What I’m doing with what I found
I don’t have a tidy resolution here. I haven’t “fixed” my marriage in the three months since I stopped the coffee routine. My husband and I haven’t had some cinematic breakthrough where we fell back in love over a candlelit dinner. What’s happened is smaller and less satisfying than that: I’ve started paying attention to where my effort goes.
Some days that looks like putting on something other than my default outfit before he gets home. Some days it looks like asking him a real question about his day and then actually listening to the answer instead of half-listening while scrolling. Some days, honestly, it looks like nothing, because I’m tired and the plumber still hasn’t fixed the leak and the car insurance is due. But the awareness is there now. The lipstick cracked something open.
I think about what researchers studying resistance and rupture-repair in relationships describe: the idea that the break, the moment of disruption, is actually where the real work begins. The rupture itself can become the catalyst for something more honest than what existed before it. But only if you catch it. Only if you’re willing to look at what your own hands are doing and ask why.

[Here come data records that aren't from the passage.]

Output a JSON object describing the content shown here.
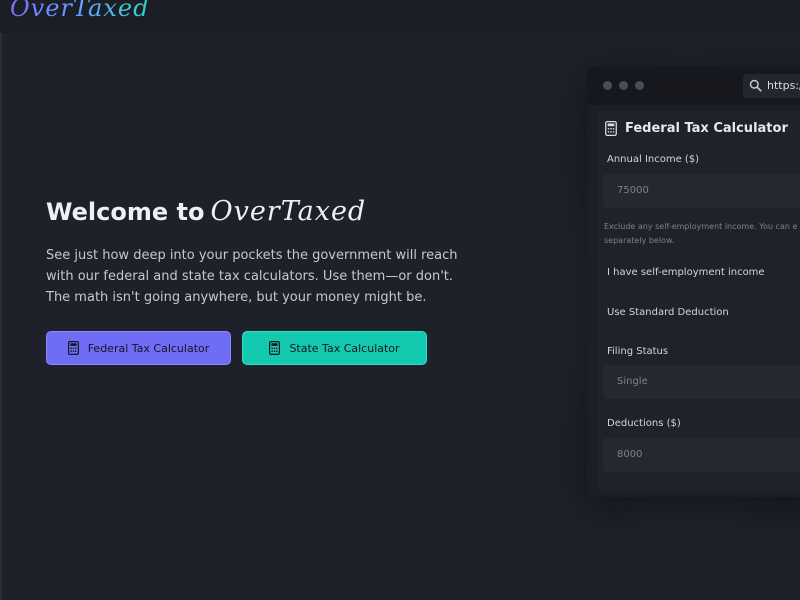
{
  "header": {
    "logo": "OverTaxed"
  },
  "hero": {
    "title": "Welcome to",
    "brand": "OverTaxed",
    "description": "See just how deep into your pockets the government will reach with our federal and state tax calculators. Use them—or don't. The math isn't going anywhere, but your money might be."
  },
  "buttons": {
    "federal": {
      "label": "Federal Tax Calculator",
      "icon": "calculator-icon",
      "color": "#6f6cf6"
    },
    "state": {
      "label": "State Tax Calculator",
      "icon": "calculator-icon",
      "color": "#13c9b0"
    }
  },
  "preview": {
    "url": "https:/",
    "title": "Federal Tax Calculator",
    "title_icon": "calculator-icon",
    "income_label": "Annual Income ($)",
    "income_value": "75000",
    "hint": "Exclude any self-employment income. You can e separately below.",
    "self_employment_label": "I have self-employment income",
    "standard_deduction_label": "Use Standard Deduction",
    "filing_status_label": "Filing Status",
    "filing_status_value": "Single",
    "deductions_label": "Deductions ($)",
    "deductions_value": "8000"
  },
  "colors": {
    "background": "#1e2129",
    "accent_purple": "#6f6cf6",
    "accent_teal": "#13c9b0"
  }
}
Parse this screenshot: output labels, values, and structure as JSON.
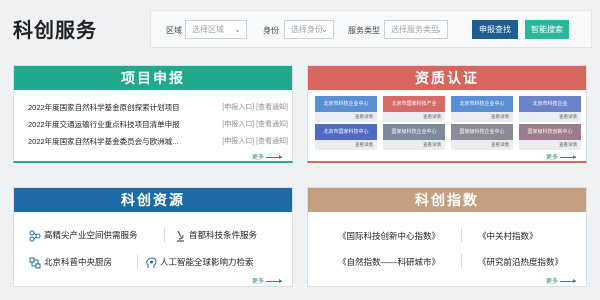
{
  "header": {
    "title": "科创服务"
  },
  "filters": {
    "region_label": "区域",
    "region_placeholder": "选择区域",
    "identity_label": "身份",
    "identity_placeholder": "选择身份",
    "service_label": "服务类型",
    "service_placeholder": "选择服务类型",
    "search_button": "申报查找",
    "smart_button": "智能搜索"
  },
  "project": {
    "title": "项目申报",
    "rows": [
      {
        "text": "2022年度国家自然科学基金原创探索计划项目",
        "tag": "[申报入口] [查看通知]"
      },
      {
        "text": "2022年度交通运输行业重点科技项目清单申报",
        "tag": "[申报入口] [查看通知]"
      },
      {
        "text": "2022年度国家自然科学基金委员会与欧洲城...",
        "tag": "[申报入口] [查看通知]"
      }
    ],
    "more": "更多"
  },
  "qualification": {
    "title": "资质认证",
    "items": [
      {
        "label": "北京市科技企业中心",
        "footer": "查看详情",
        "color": "#5b8fd4"
      },
      {
        "label": "北京市国家科技产业",
        "footer": "查看详情",
        "color": "#d66a66"
      },
      {
        "label": "北京市科技企业中心",
        "footer": "查看详情",
        "color": "#5b8fd4"
      },
      {
        "label": "北京市科技企业",
        "footer": "查看详情",
        "color": "#6b82c9"
      },
      {
        "label": "北京市国家科技中心",
        "footer": "查看详情",
        "color": "#4f6bc2"
      },
      {
        "label": "国家级科技企业中心",
        "footer": "查看详情",
        "color": "#7d8a9c"
      },
      {
        "label": "国家级科技企业中心",
        "footer": "查看详情",
        "color": "#8c8a96"
      },
      {
        "label": "国家级科技创新中心",
        "footer": "查看详情",
        "color": "#9d7a8c"
      }
    ],
    "more": "更多"
  },
  "resources": {
    "title": "科创资源",
    "items": [
      {
        "label": "高精尖产业空间供需服务",
        "icon": "nodes-icon"
      },
      {
        "label": "首都科技条件服务",
        "icon": "microscope-icon"
      },
      {
        "label": "北京科普中央厨房",
        "icon": "kitchen-icon"
      },
      {
        "label": "人工智能全球影响力检索",
        "icon": "head-ai-icon"
      }
    ],
    "more": "更多"
  },
  "index": {
    "title": "科创指数",
    "items": [
      {
        "label": "《国际科技创新中心指数》"
      },
      {
        "label": "《中关村指数》"
      },
      {
        "label": "《自然指数——科研城市》"
      },
      {
        "label": "《研究前沿热度指数》"
      }
    ],
    "more": "更多"
  },
  "colors": {
    "project_head": "#1faa8f",
    "qual_head": "#d9665c",
    "res_head": "#1c6aa6",
    "idx_head": "#c4a07f",
    "btn_dark": "#1d5d92",
    "btn_green": "#2bb79a"
  }
}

I’ve explored before how people panic when asked what they’d do with unstructured time, and I think something similar happens in long relationships. We stop asking ourselves what we actually want from the person beside us, because the question itself is frightening. What if the answer reveals how much has atrophied? What if the distance is larger than we can close?
I don’t know yet. But I know I’d rather measure the distance honestly than keep applying lipstick in the wrong parking lot.